Members of SESP come from all over the world and include over 700 social psychologists. Membership is by nomination only and is typically exclusive. A person must meet various criteria to become a member of SESP. Since SESP focuses on advancing research about social psychology, nominees prove that they have had significant input to social psychology. Nominees present that they have published on the topic of social psychology in notable journals. All nominees are social psychologists and hold a Ph.D. Once a member, there is an annual conference to attend, and a subscription to the society's publications Journal of Experimental Social Psychology and Social Psychological and Personality Science are given. Members also pay a low annual fee.

== Activities ==

The activities done by the Society of Experimental Social Psychology involve numerous things. The annual conference is a big event that all active and associate members attend. The annual conference changes location each year, with venues located all over the world. The main conference and pre-conferences do not cost extra money to attend. The topics of the conference vary depending on the theme of the convention that year. The pre-conferences are small, side presentations that are usually one hour long. These pre-conferences discuss new social psychological theories and findings. At the annual conference, SESP members talk about the purpose of the society. They discuss things like the problems involved in social psychology, how they can stay loyal to its original founders, and how to further new theories and the practice of social psychology. The annual conference also focuses on encouraging new research, tests original work, and holds panels and discussions for certain original works that are presented. Along with this annual conference, SESP also collects and evaluates statistics, conducts investigations, sponsors fund raising events, creates promotional activities, and promotes the society in a positive way.

=== Contributions ===

SESP has two publications. They are the Journal of Experimental Social Psychology and Social Psychological and Personality Science. The Journal of Experimental Social Psychology is released twice a month and contains research and theories on human social behavior. It is the official journal of SESP and is one of the field's top journals. This publication helps fund the annual conference.

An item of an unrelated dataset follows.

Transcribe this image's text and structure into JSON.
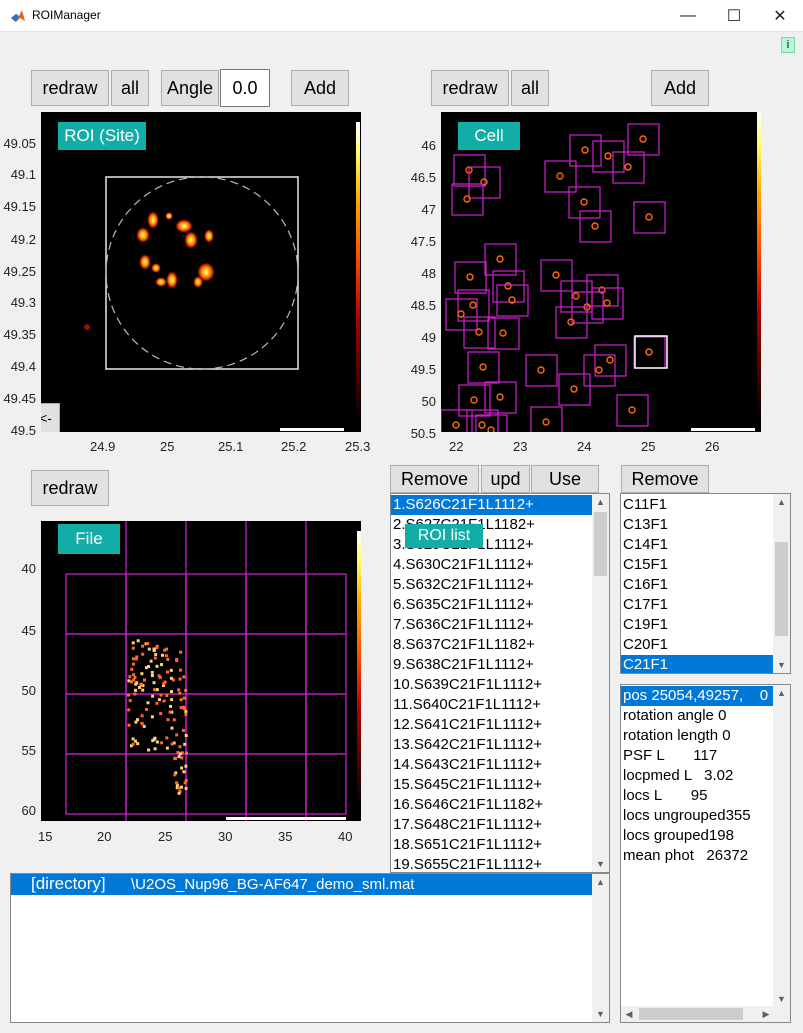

In 2009 they announced the publication of a new journal, Social Psychological and Personality Science. This journal is filled with short reports of single and multiple studies done by members. It is modeled after journals like Science and Psychological Science. The Social Psychological and Personality Science is a quarterly journal that not only SESP contributes to, but also the Association of Research in Personality, the European Association of Social Psychology and other co-sponsors. SESP also gives out awards to those members that have produced memorable and notable work. These awards are: The Distinguished Scientist Award, The Scientific Impact Award, The Career Trajectory Award and the Dissertation Award.